4.2. Development trends and cutting-edge research directions

To solve the problem that resource-constrained devices are difficult to carry traditional encryption algorithms, academia and industry are actively developing lightweight symmetric encryption, public key cryptography, and hashing algorithms. These protocols are designed to balance security and compute/energy overhead for true end-to-end encrypted communication. At the same time, standardization organizations are also promoting security extensions of IoT communication protocols to natively integrate security features into application layer protocols to reduce the security design burden for developers.

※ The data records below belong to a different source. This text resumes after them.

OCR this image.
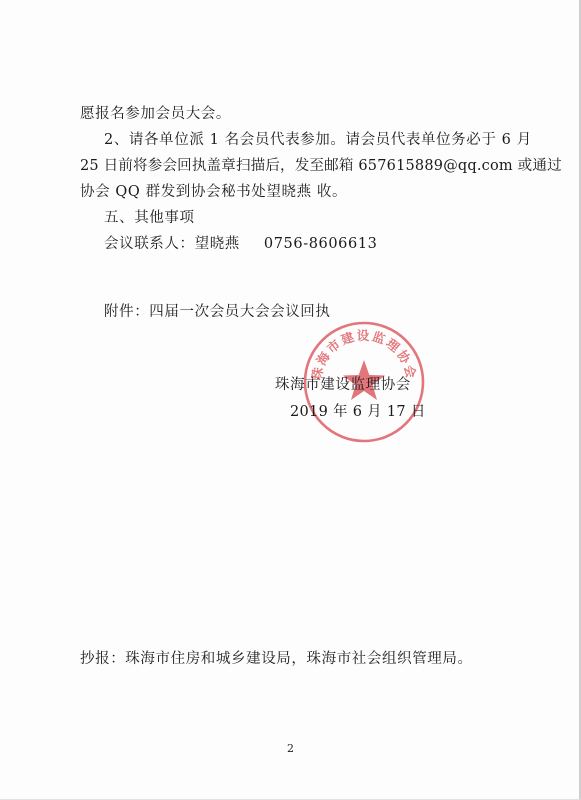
愿报名参加会员大会。
2、请各单位派 1 名会员代表参加。请会员代表单位务必于 6 月
25 日前将参会回执盖章扫描后，发至邮箱 657615889@qq.com 或通过
协会 QQ 群发到协会秘书处望晓燕 收。
五、其他事项
会议联系人：望晓燕 0756-8606613
附件：四届一次会员大会会议回执
珠海市建设监理协会
珠海市建设监理协会
2019 年 6 月 17 日
抄报：珠海市住房和城乡建设局，珠海市社会组织管理局。
2
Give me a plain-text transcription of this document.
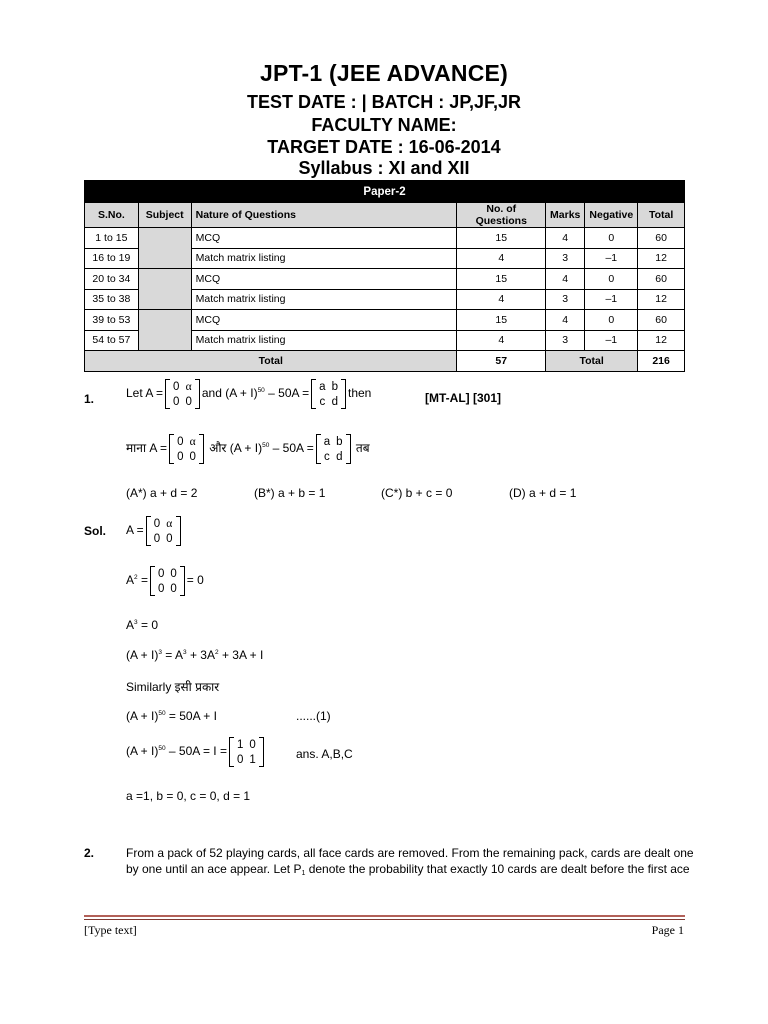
JPT-1 (JEE ADVANCE)
TEST DATE : | BATCH : JP,JF,JR
FACULTY NAME:
TARGET DATE : 16-06-2014
Syllabus : XI and XII
Paper-2						
S.No.	Subject	Nature of Questions	No. of Questions	Marks	Negative	Total
1 to 15		MCQ	15	4	0	60
16 to 19		Match matrix listing	4	3	–1	12
20 to 34		MCQ	15	4	0	60
35 to 38		Match matrix listing	4	3	–1	12
39 to 53		MCQ	15	4	0	60
54 to 57		Match matrix listing	4	3	–1	12
Total			57	Total		216
1.	Let A = 0	α
0	0
and $(A + I)^{50} - 50A = a$	b
c	d
then	[MT-AL] [301]
माना A = 0	α
0	0
और $(A + I)^{50} - 50A = a$	b
c	d
तब
(A*) a + d = 2	(B*) a + b = 1	(C*) b + c = 0	(D) a + d = 1
Sol. A = 0	α
0	0
$A^2 = 0$	0
0	0
= 0
$A^3 = 0$
$(A + I)^3 = A^3 + 3A^2 + 3A + I$
Similarly इसी प्रकार
$(A + I)^{50} = 50A + I$	......(1)
$(A + I)^{50} - 50A = I = 1$	0
0	1	ans. A,B,C
a =1, b = 0, c = 0, d = 1
2.	From a pack of 52 playing cards, all face cards are removed. From the remaining pack, cards are dealt one
by one until an ace appear. Let $P_1$ denote the probability that exactly 10 cards are dealt before the first ace
[Type text]	Page 1
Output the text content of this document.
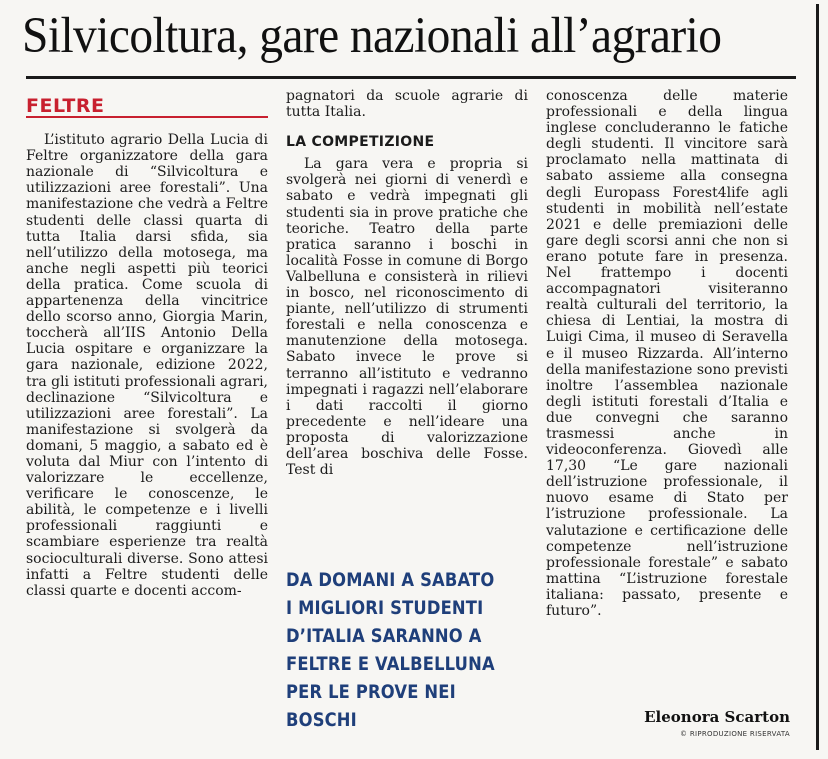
Silvicoltura, gare nazionali all’agrario
FELTRE

L’istituto agrario Della Lucia di Feltre organizzatore della gara nazionale di “Silvicoltura e utilizzazioni aree forestali”. Una manifestazione che vedrà a Feltre studenti delle classi quarta di tutta Italia darsi sfida, sia nell’utilizzo della motosega, ma anche negli aspetti più teorici della pratica. Come scuola di appartenenza della vincitrice dello scorso anno, Giorgia Marin, toccherà all’IIS Antonio Della Lucia ospitare e organizzare la gara nazionale, edizione 2022, tra gli istituti professionali agrari, declinazione “Silvicoltura e utilizzazioni aree forestali”. La manifestazione si svolgerà da domani, 5 maggio, a sabato ed è voluta dal Miur con l’intento di valorizzare le eccellenze, verificare le conoscenze, le abilità, le competenze e i livelli professionali raggiunti e scambiare esperienze tra realtà socioculturali diverse. Sono attesi infatti a Feltre studenti delle classi quarte e docenti accom-

pagnatori da scuole agrarie di tutta Italia.

LA COMPETIZIONE

La gara vera e propria si svolgerà nei giorni di venerdì e sabato e vedrà impegnati gli studenti sia in prove pratiche che teoriche. Teatro della parte pratica saranno i boschi in località Fosse in comune di Borgo Valbelluna e consisterà in rilievi in bosco, nel riconoscimento di piante, nell’utilizzo di strumenti forestali e nella conoscenza e manutenzione della motosega. Sabato invece le prove si terranno all’istituto e vedranno impegnati i ragazzi nell’elaborare i dati raccolti il giorno precedente e nell’ideare una proposta di valorizzazione dell’area boschiva delle Fosse. Test di

DA DOMANI A SABATO I MIGLIORI STUDENTI D’ITALIA SARANNO A FELTRE E VALBELLUNA PER LE PROVE NEI BOSCHI

conoscenza delle materie professionali e della lingua inglese concluderanno le fatiche degli studenti. Il vincitore sarà proclamato nella mattinata di sabato assieme alla consegna degli Europass Forest4life agli studenti in mobilità nell’estate 2021 e delle premiazioni delle gare degli scorsi anni che non si erano potute fare in presenza. Nel frattempo i docenti accompagnatori visiteranno realtà culturali del territorio, la chiesa di Lentiai, la mostra di Luigi Cima, il museo di Seravella e il museo Rizzarda. All’interno della manifestazione sono previsti inoltre l’assemblea nazionale degli istituti forestali d’Italia e due convegni che saranno trasmessi anche in videoconferenza. Giovedì alle 17,30 “Le gare nazionali dell’istruzione professionale, il nuovo esame di Stato per l’istruzione professionale. La valutazione e certificazione delle competenze nell’istruzione professionale forestale” e sabato mattina “L’istruzione forestale italiana: passato, presente e futuro”.

Eleonora Scarton
© RIPRODUZIONE RISERVATA
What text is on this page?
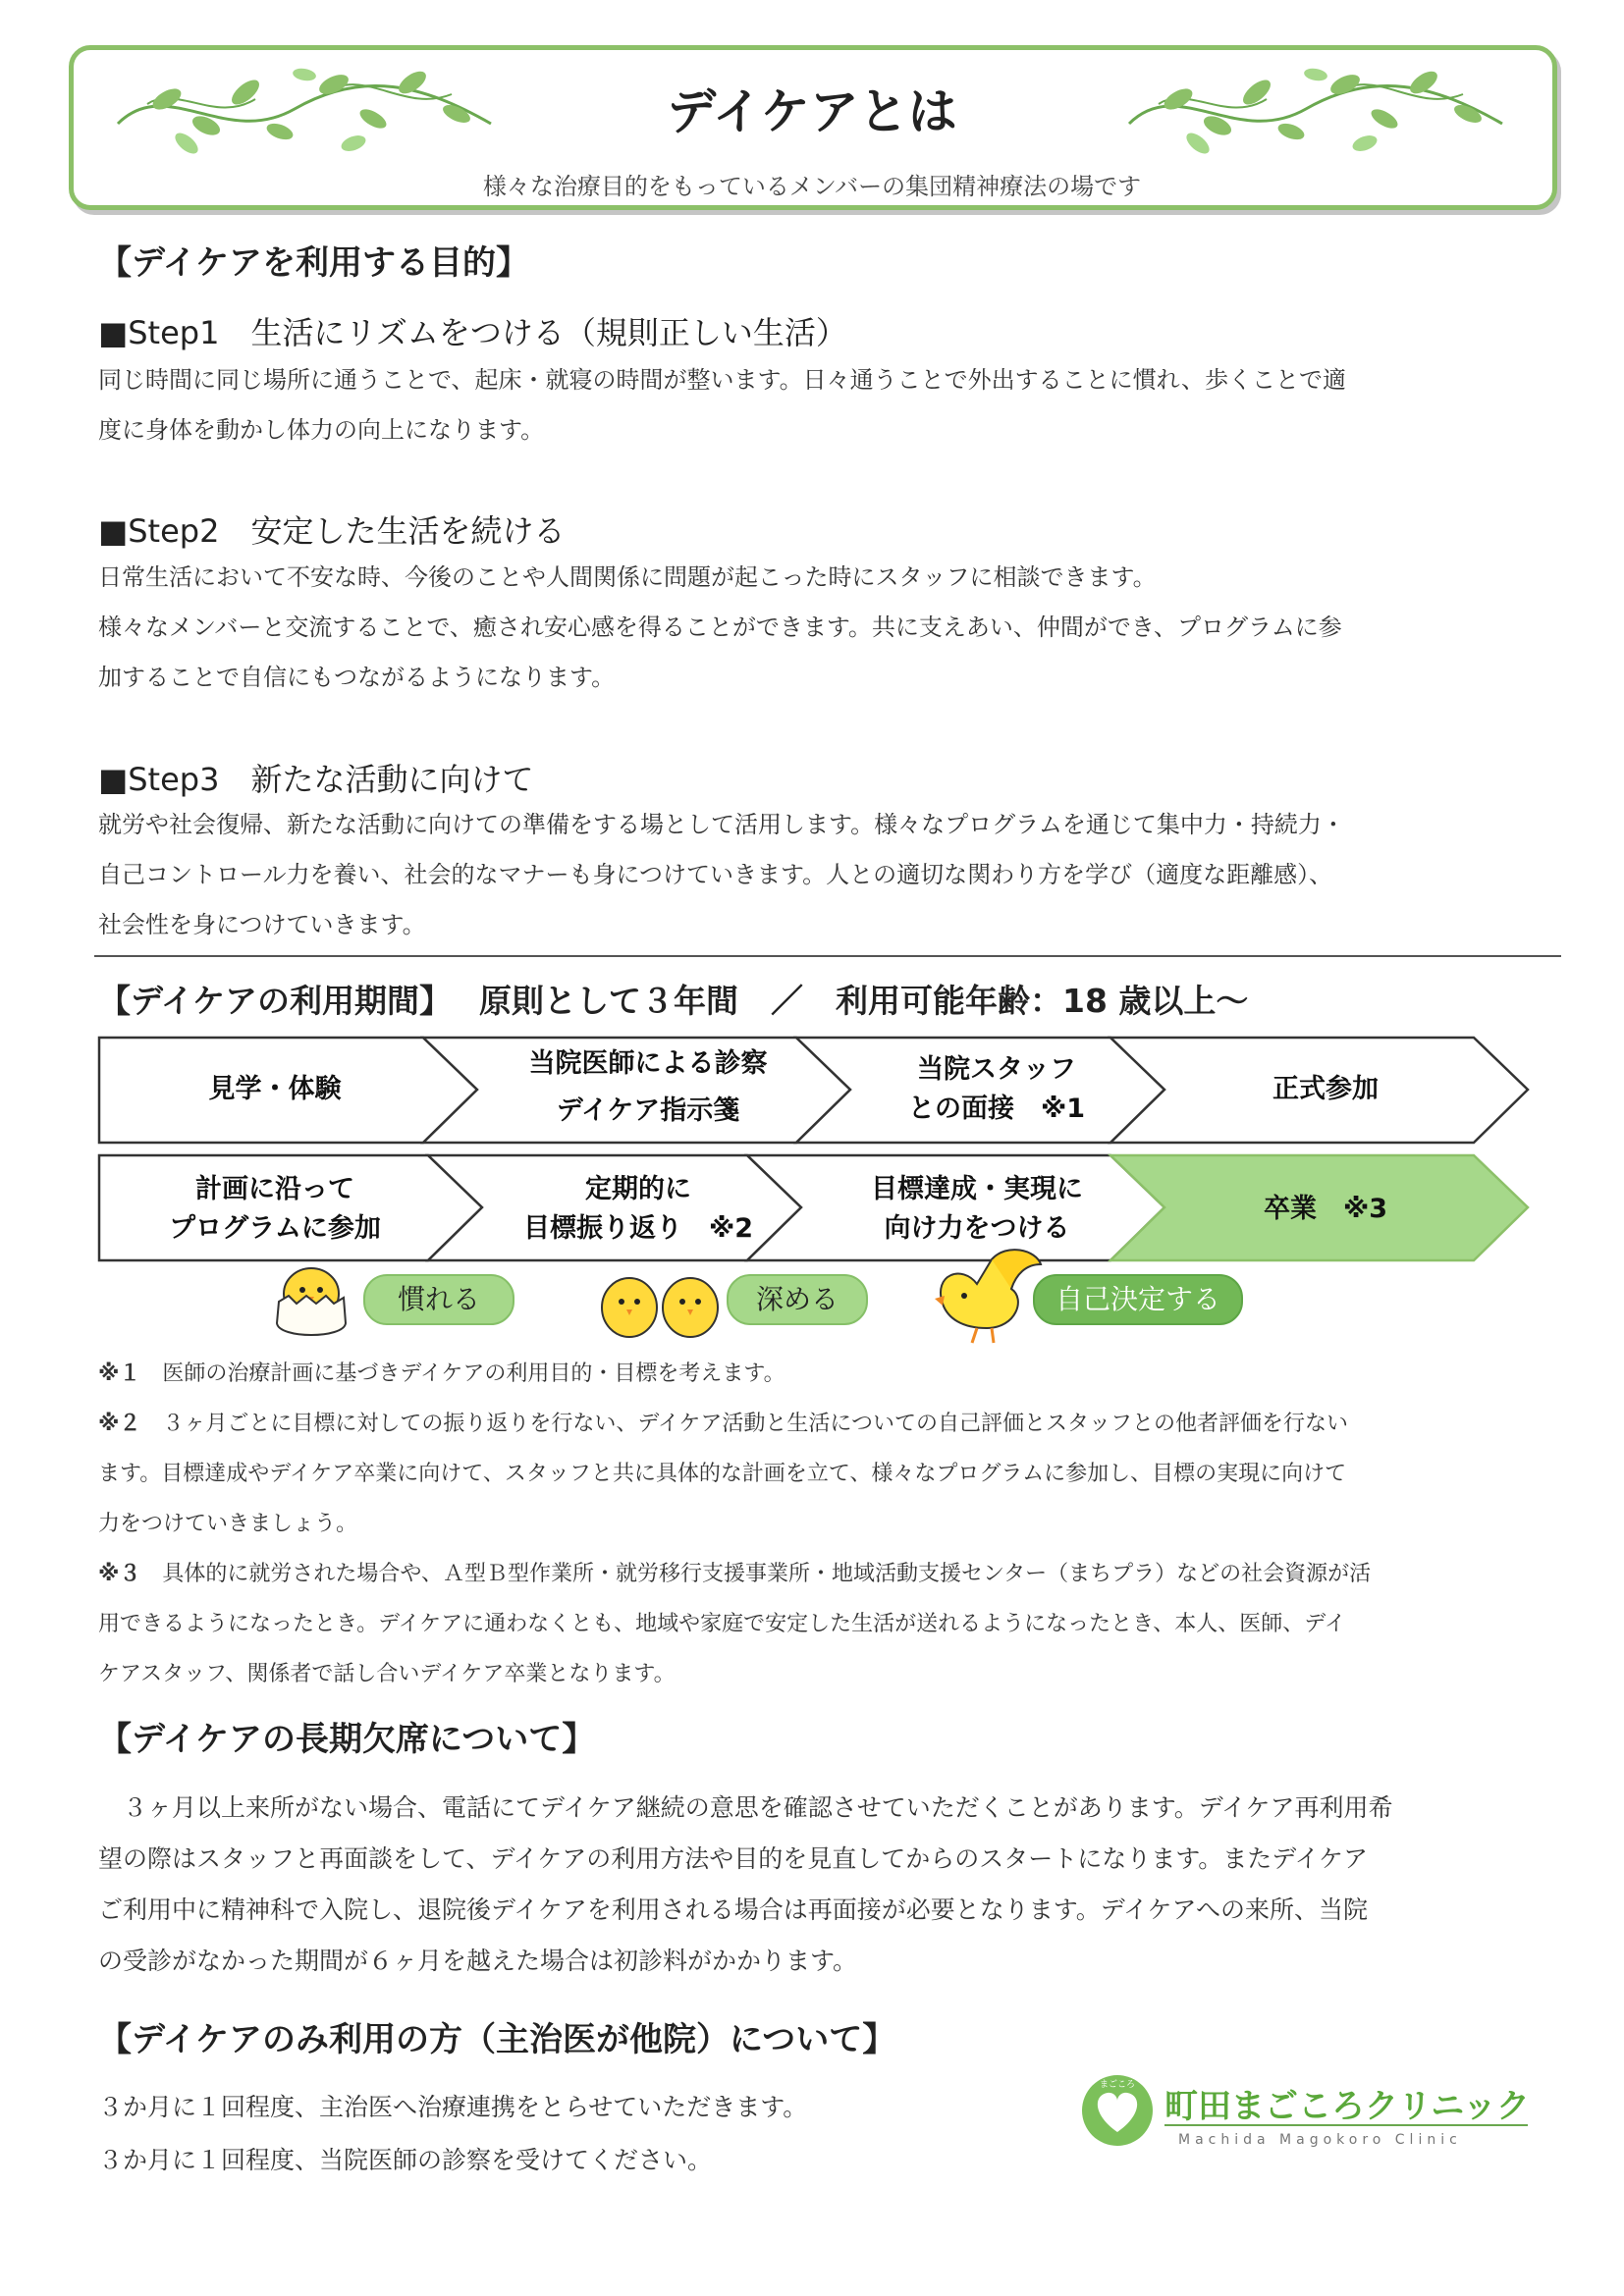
デイケアとは
様々な治療目的をもっているメンバーの集団精神療法の場です
【デイケアを利用する目的】
■Step1　生活にリズムをつける（規則正しい生活）
同じ時間に同じ場所に通うことで、起床・就寝の時間が整います。日々通うことで外出することに慣れ、歩くことで適
度に身体を動かし体力の向上になります。
■Step2　安定した生活を続ける
日常生活において不安な時、今後のことや人間関係に問題が起こった時にスタッフに相談できます。
様々なメンバーと交流することで、癒され安心感を得ることができます。共に支えあい、仲間ができ、プログラムに参
加することで自信にもつながるようになります。
■Step3　新たな活動に向けて
就労や社会復帰、新たな活動に向けての準備をする場として活用します。様々なプログラムを通じて集中力・持続力・
自己コントロール力を養い、社会的なマナーも身につけていきます。人との適切な関わり方を学び（適度な距離感）、
社会性を身につけていきます。
【デイケアの利用期間】　 原則として３年間　／　利用可能年齢：18 歳以上～
見学・体験
当院医師による診察
デイケア指示箋
当院スタッフ
との面接　※1
正式参加
計画に沿って
プログラムに参加
定期的に
目標振り返り　※2
目標達成・実現に
向け力をつける
卒業　※3
慣れる	深める	自己決定する
※１　医師の治療計画に基づきデイケアの利用目的・目標を考えます。
※２　３ヶ月ごとに目標に対しての振り返りを行ない、デイケア活動と生活についての自己評価とスタッフとの他者評価を行ない
ます。目標達成やデイケア卒業に向けて、スタッフと共に具体的な計画を立て、様々なプログラムに参加し、目標の実現に向けて
力をつけていきましょう。
※３　具体的に就労された場合や、Ａ型Ｂ型作業所・就労移行支援事業所・地域活動支援センター（まちプラ）などの社会資源が活
用できるようになったとき。デイケアに通わなくとも、地域や家庭で安定した生活が送れるようになったとき、本人、医師、デイ
ケアスタッフ、関係者で話し合いデイケア卒業となります。
【デイケアの長期欠席について】
　３ヶ月以上来所がない場合、電話にてデイケア継続の意思を確認させていただくことがあります。デイケア再利用希
望の際はスタッフと再面談をして、デイケアの利用方法や目的を見直してからのスタートになります。またデイケア
ご利用中に精神科で入院し、退院後デイケアを利用される場合は再面接が必要となります。デイケアへの来所、当院
の受診がなかった期間が６ヶ月を越えた場合は初診料がかかります。
【デイケアのみ利用の方（主治医が他院）について】
３か月に１回程度、主治医へ治療連携をとらせていただきます。
３か月に１回程度、当院医師の診察を受けてください。
まごころ
町田まごころクリニック
Machida Magokoro Clinic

Blockchain, with its decentralized, traceable, and tamper-proof nature, is seen as a potential technological path to address IoT device authentication, access control, and supply chain security.Implement a distributed PKI system through blockchain to avoid single points of failure and trust risks caused by traditional centralized CAs. Smart contracts can be used to achieve automatic security policy negotiation and auditing between devices. Although the current throughput and storage overhead of blockchain limit large-scale implementation, it has been piloted in high-value, low-frequency transaction IoT scenarios, and telecom operators can provide it to industry customers as part of security services [10].

As the complexity and attack surface of IoT environments continue to expand, using artificial intelligence and machine learning technology, abnormal patterns can be mined in massive network traffic, log data, and user behavior to achieve behavior-based threat detection and automatic response. The federated learning framework can realize multi-party threat intelligence sharing and model collaborative training under the premise of protecting user privacy. As the "hub" of network traffic, telecom operators have unique network-wide visibility capabilities, and are expected to build an AI-driven security situational awareness platform to enhance the awareness and defense capabilities against distributed attacks and new threats.

5. Conclusion

With the widespread deployment of IoT in telecommunications engineering, security has become a core challenge for its sustainable development. The heterogeneous access, large-scale terminals, and cross-industry applications of the Internet of Things have led to the diversification and complexity of security threats. At present, positive progress has been made in research on lightweight encryption, end-to-end secure communication, identity authentication, situational awareness, etc., but it still faces problems such as limited equipment resources, inconsistent standards, difficult control of supply chain security, and increased pressure on privacy protection. As a key player in IoT access and bearing, telecom operators must build a multi-level, full-life cycle security system, strengthen security management platforms and threat monitoring capabilities, and promote the implementation of standardized, zero-trust architectures and AIdriven defense technologies. In the future, only by collaborative innovation and strengthening regulatory supervision and compliance governance can we build a safe, credible and sustainable telecommunications Internet of Things ecosystem and support the high-quality development of the digital economy.

However, there are still some shortcomings in this paper. Firstly, there is a lack of in-depth case studies and empirical data support. Second, the special needs of different regions and industries are not fully considereds. These deficiencies provide a direction for improvement in subsequent research, which can further deepen the understanding of IoT security through more systematic empirical research and diversified perspectives in the future.